Tanpa pikir panjang, sebelum tubuhnya masuk ke dalam istana, Joko sentakkan kedua tangannya. Lepaskan pukulan sakti 'Sukma Es' dan 'Lembur Kuning' sekaligus. Hawa panas bertabur hawa dingin menyungkup. Gelombang luar biasa hebat menggebrak. Kekuatan yang menyedot tubuh Joko tiba-tiba lenyap. Tapi bersamaan dengan itu terdengar suara deruan yang menggidikkan!
"Blaamm! Blaamm!"
Istana Hantu berguncang keras. Tubuh Joko terpelanting lalu terkapar di atas tanah dengan mulut keluarkan darah. Perlahan-lahan Joko bangkit lalu duduk bersila untuk salurkan hawa murni mengatasi sedikit nyeri di dadanya. Tanpa disadari oleh murid Pendeta Sinting sepasang mata tampak memperhatikan tak berkesip dari balik rimbun dedaunan.
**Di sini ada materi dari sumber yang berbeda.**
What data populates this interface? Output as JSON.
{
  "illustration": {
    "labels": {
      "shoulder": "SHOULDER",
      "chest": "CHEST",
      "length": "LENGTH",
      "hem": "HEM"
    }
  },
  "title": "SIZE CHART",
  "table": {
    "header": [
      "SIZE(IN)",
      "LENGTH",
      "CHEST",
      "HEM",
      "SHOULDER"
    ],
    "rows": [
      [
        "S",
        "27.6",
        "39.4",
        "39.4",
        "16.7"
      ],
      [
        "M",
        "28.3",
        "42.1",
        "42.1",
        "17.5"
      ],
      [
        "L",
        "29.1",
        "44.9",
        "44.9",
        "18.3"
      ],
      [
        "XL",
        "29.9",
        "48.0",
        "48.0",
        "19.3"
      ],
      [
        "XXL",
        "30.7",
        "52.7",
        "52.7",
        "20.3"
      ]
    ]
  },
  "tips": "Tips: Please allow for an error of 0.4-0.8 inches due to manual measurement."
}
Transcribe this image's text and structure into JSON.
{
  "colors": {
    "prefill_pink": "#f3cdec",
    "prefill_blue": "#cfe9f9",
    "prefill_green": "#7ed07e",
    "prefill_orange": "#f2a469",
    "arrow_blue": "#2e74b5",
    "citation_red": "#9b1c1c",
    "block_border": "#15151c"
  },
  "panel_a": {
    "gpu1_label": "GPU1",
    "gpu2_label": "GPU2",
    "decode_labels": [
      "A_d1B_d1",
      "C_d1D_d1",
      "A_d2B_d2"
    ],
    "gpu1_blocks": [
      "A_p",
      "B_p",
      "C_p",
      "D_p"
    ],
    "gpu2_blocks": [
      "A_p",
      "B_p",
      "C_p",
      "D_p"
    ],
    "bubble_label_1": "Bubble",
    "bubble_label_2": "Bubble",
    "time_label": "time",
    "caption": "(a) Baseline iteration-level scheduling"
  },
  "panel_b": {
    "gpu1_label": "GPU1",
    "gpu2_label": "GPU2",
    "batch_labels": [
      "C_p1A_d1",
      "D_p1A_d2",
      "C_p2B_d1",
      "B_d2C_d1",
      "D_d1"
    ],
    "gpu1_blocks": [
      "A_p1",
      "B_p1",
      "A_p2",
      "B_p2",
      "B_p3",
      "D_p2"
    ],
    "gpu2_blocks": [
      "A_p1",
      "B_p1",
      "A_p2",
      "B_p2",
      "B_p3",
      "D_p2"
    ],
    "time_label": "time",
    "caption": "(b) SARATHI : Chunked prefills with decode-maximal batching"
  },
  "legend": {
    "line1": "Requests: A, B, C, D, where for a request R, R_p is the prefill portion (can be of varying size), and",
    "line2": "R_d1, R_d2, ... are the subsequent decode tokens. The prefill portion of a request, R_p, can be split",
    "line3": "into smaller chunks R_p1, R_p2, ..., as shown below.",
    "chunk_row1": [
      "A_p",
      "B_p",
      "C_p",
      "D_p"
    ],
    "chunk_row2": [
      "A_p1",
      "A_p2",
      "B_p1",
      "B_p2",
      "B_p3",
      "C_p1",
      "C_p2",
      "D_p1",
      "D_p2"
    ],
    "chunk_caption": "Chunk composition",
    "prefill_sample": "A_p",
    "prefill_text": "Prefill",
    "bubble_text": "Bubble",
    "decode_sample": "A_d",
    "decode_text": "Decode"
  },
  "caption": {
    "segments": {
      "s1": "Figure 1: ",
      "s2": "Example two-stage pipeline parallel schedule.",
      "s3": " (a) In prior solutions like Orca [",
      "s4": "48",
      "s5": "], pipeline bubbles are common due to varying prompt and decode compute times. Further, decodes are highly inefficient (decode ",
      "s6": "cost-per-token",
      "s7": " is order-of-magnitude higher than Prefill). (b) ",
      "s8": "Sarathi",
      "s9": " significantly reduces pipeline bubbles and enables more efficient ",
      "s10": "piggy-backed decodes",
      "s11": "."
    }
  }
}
"Siapa pemuda ini? Meski masih muda tapi punya kepandaian dan tenaga dalam tinggi. Hem... Lama tidak melihat dunia luar, ternyata perubahan telah banyak terjadi. Banyak orang-orang muda berkepandaian tinggi muncul. Tapi apa kepentingan pemuda itu hingga berani lancang membuat urusan dengan penghuni Istana Hantu?! Apakah dia tahu di balik terbukanya pintu Intana Hantu?" kata orang yang mengintai dalam hati.
Sementara di depan sana, murid Pendeta Sinting telah bangkit berdiri dan kini menatap tajam pada pintu lstana. Rasa penasarannya kini sedikit demi sedikit berubah menjadi rasa geram, apalagi saat mengetahui pukulan sakti 'Sukma Es' dan 'Lembur Kuning' begitu mudah raib bahkan sosoknya terpental dengan mulut keluarkan darah.
"Pukulan 'Sukma Es' dan 'Lembur Kuning' hanya bagai angin lalu, apakah dia sanggup membendung pukulan Serat Biru?!" desis Joko lalu kerahkan tenaga dalam pada tangan kirinya. Sambil melompat ke depan Joko hantamkan tangan kiri kanannya. Tangan kiri lepaskan pukulan sakti 'Serat Biru' tangan kanan kirimkan pukulan 'Lembur Kuning'.
"Wuutt! Wuuuttt!"
Dari tangan kiri Joko melesat serat-serat laksana benang berwarna biru terang. Dari tangan kanannya menggebrak gelombang angin dahsyat berhawa panas yang semburatkan warna kuning. Dari dalam istana terdengar seruan. Disusul kemudian dengan menderunya suara keras, Istana Hantu bergetar, tengkorak berlumur darah yang menggandul bergoyang-goyang sebelum akhirnya jatuh pecah berantakan.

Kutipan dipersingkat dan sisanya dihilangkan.